One of the most unknown-known Hungarian artists is Tamás St. Auby (ps. of Tamás Szentjóby, born in 1944) being a non-artist, poet and performer, both inside and outside of the arts. He founded IPUT / ‘International Parallel Union of Telecommunications’ in 1968. Its central idea: “The art is hokum. The history is hokum. Art is everything, what not allowed. Be not allowed!” He had to leave Hungry in 1975, and he came back not earlier than in 1991.

When I met Tamás St. Auby for the first time in his studio in 2004, I was quite impressed by his for me scary shamanistic dominance in his social interaction. Yet his presence was deeply lived through and sensitive. His attitude was not one of being an artist in the first place but more one of a teacher of an academy in Budapest. At once it was clear to me that I wanted to invite him to participate in ‘Freedom Borders’, a group exhibition with Hungarian artists I curated in Galerie van Gelder, Amsterdam in 2004. The other two artists were Szabolcs KissPàl and visual poet and writer Dezsö Tandori.


Part of installation in ‘Freedom Borders’ at Galerie van Gelder, 2004

Foto K. van Gelder, Amsterdam

TAMÁS ST. AUBY, Ballot-Disco, 2004
250 x 140 x 140 cm
wood, voting bills, pen, walk-man/sound, map, light, human skull, plastic curtain, cardboard box

TANDORI DEZSÓ, instructions for hanging, 2004 [letter]

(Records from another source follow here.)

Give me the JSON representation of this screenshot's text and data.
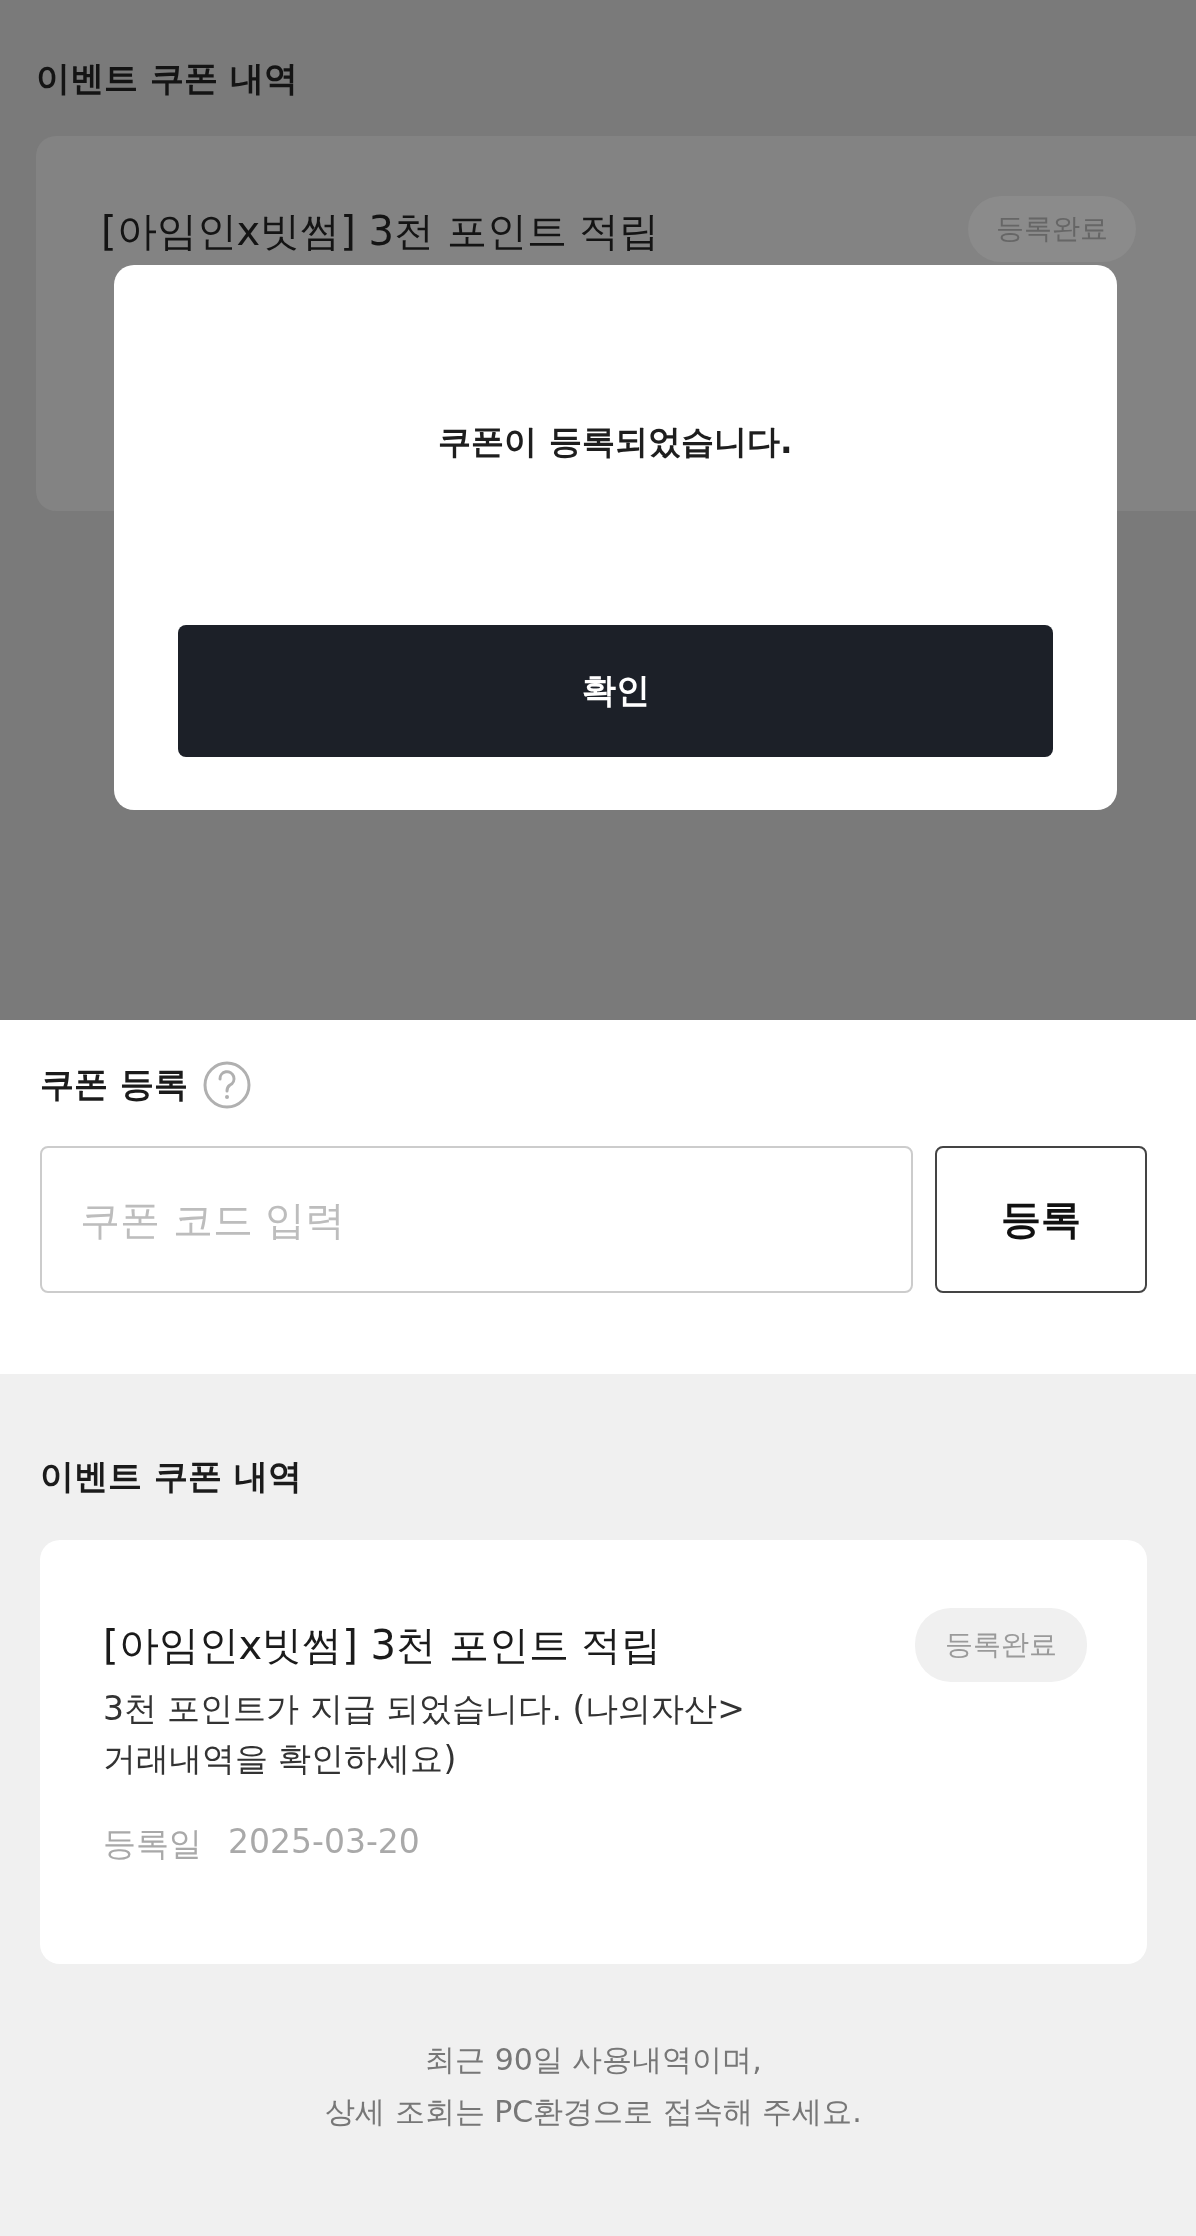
{
  "background_screen": {
    "heading": "이벤트 쿠폰 내역",
    "coupon": {
      "title": "[아임인x빗썸] 3천 포인트 적립",
      "status": "등록완료"
    }
  },
  "dialog": {
    "message": "쿠폰이 등록되었습니다.",
    "confirm_button": "확인"
  },
  "coupon_register": {
    "heading": "쿠폰 등록",
    "code_field": {
      "placeholder": "쿠폰 코드 입력"
    },
    "register_button": "등록"
  },
  "event_coupons": {
    "heading": "이벤트 쿠폰 내역",
    "items": [
      {
        "title": "[아임인x빗썸] 3천 포인트 적립",
        "status": "등록완료",
        "description": "3천 포인트가 지급 되었습니다. (나의자산>\n거래내역을 확인하세요)",
        "date_label": "등록일",
        "date": "2025-03-20"
      }
    ]
  },
  "footer_note": [
    "최근 90일 사용내역이며,",
    "상세 조회는 PC환경으로 접속해 주세요."
  ]
}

TANDORI DEZSÓ, instructions for hanging, 2004
29.7 x 21 cm, 2 parts
type written texts
inv.TDez 000-pr

Born in Budapest in 1938 [died in 2019], Dezsö Tandori is a novelist, playwright, translator, and graphic artist, as well as one of Hungary’s most celebrated poets. Brilliantly eccentric, and characterized by an astonishing formal dexterity, these poems address fundamental issues: the effort to establish personal identity in an impersonal world, the conflicting demands — private, social, and historical — that provide the texture of a lived moment, and the necessity of affirmation that finds its locus in the act of writing.